- Vrhe Location in Slovenia
- Coordinates: 46°13′34.12″N 15°18′40.86″E﻿ / ﻿46.2261444°N 15.3113500°E
- Country: Slovenia
- Traditional region: Styria
- Statistical region: Savinja
- Municipality: Celje

Area
- • Total: 0.99 km^{2} (0.38 sq mi)
- Elevation: 278.9 m (915 ft)

Population (2020)
- • Total: 230
- • Density: 230/km^{2} (600/sq mi)

= Vrhe, Celje =

Vrhe (/sl/) is a settlement in the City Municipality of Celje in eastern Slovenia. It lies in the eastern outskirts of Celje to the east of Teharje. The area is part of the traditional region of Styria. It is now included with the rest of the municipality in the Savinja Statistical Region.

==Church==
The local church is dedicated to Saint Anne and belongs to the Parish of Teharje. It dates to the mid-15th century.

==Mass grave==
Vrhe is the site of a mass grave from the period immediately after the Second World War.

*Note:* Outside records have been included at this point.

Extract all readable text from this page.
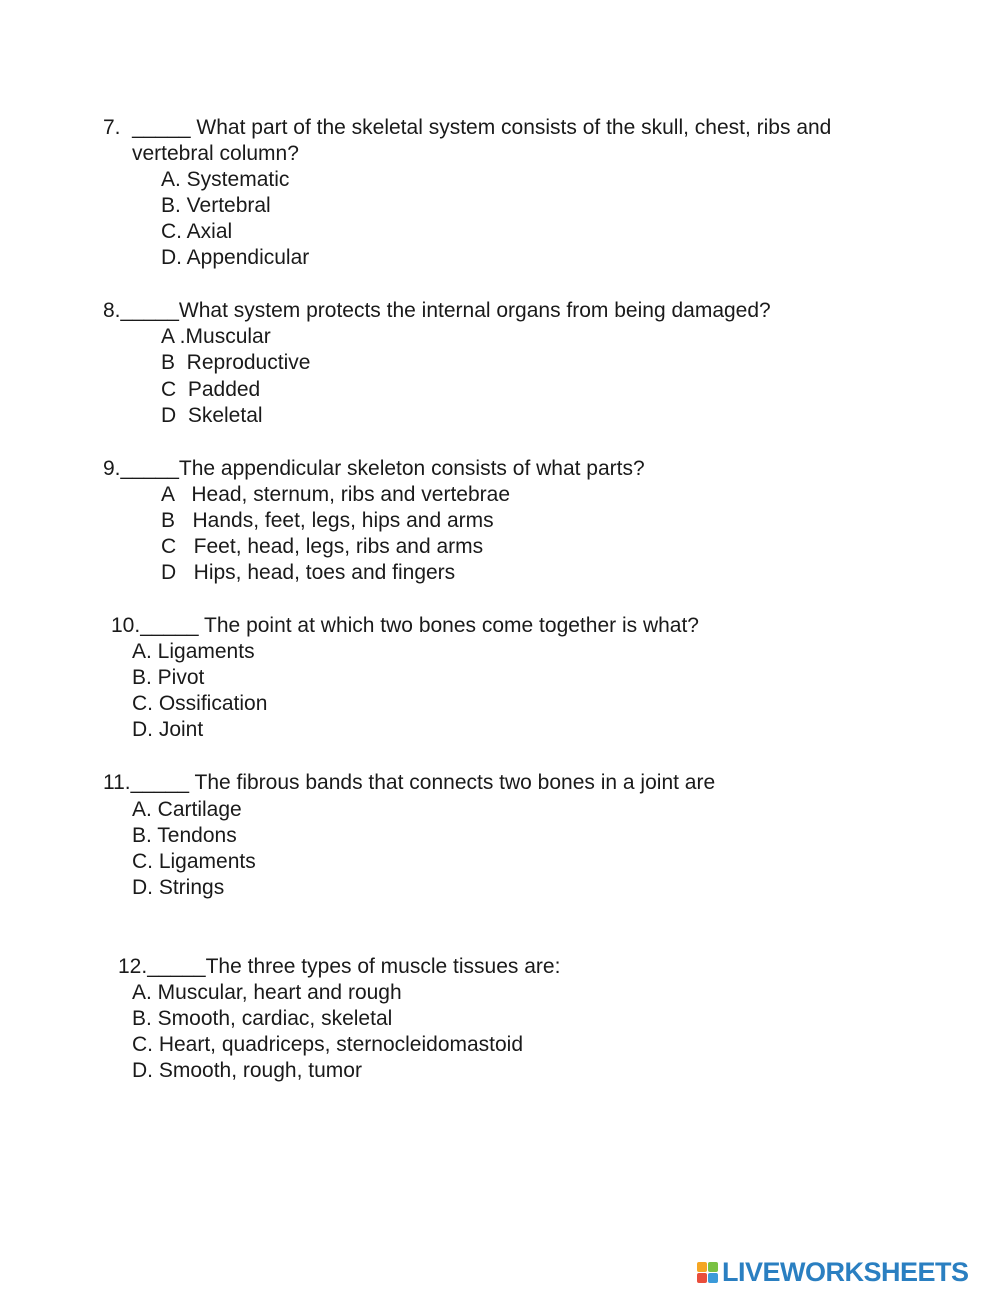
7.  _____ What part of the skeletal system consists of the skull, chest, ribs and
vertebral column?
A. Systematic
B. Vertebral
C. Axial
D. Appendicular
8._____What system protects the internal organs from being damaged?
A .Muscular
B  Reproductive
C  Padded
D  Skeletal
9._____The appendicular skeleton consists of what parts?
A   Head, sternum, ribs and vertebrae
B   Hands, feet, legs, hips and arms
C   Feet, head, legs, ribs and arms
D   Hips, head, toes and fingers
10._____ The point at which two bones come together is what?
A. Ligaments
B. Pivot
C. Ossification
D. Joint
11._____ The fibrous bands that connects two bones in a joint are
A. Cartilage
B. Tendons
C. Ligaments
D. Strings
12._____The three types of muscle tissues are:
A. Muscular, heart and rough
B. Smooth, cardiac, skeletal
C. Heart, quadriceps, sternocleidomastoid
D. Smooth, rough, tumor
LIVEWORKSHEETS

It is part of the 25 mass graves in the Celje area. The Teharje Mass Grave (Grobišče Teharje) is located 50 m north of the upper barrier in the Celje Zinc Works solid waste dump and about 30 m west of the fence. It is over 10 m deep. It contains the remains of German and Slovene prisoners that died at the Teharje camp.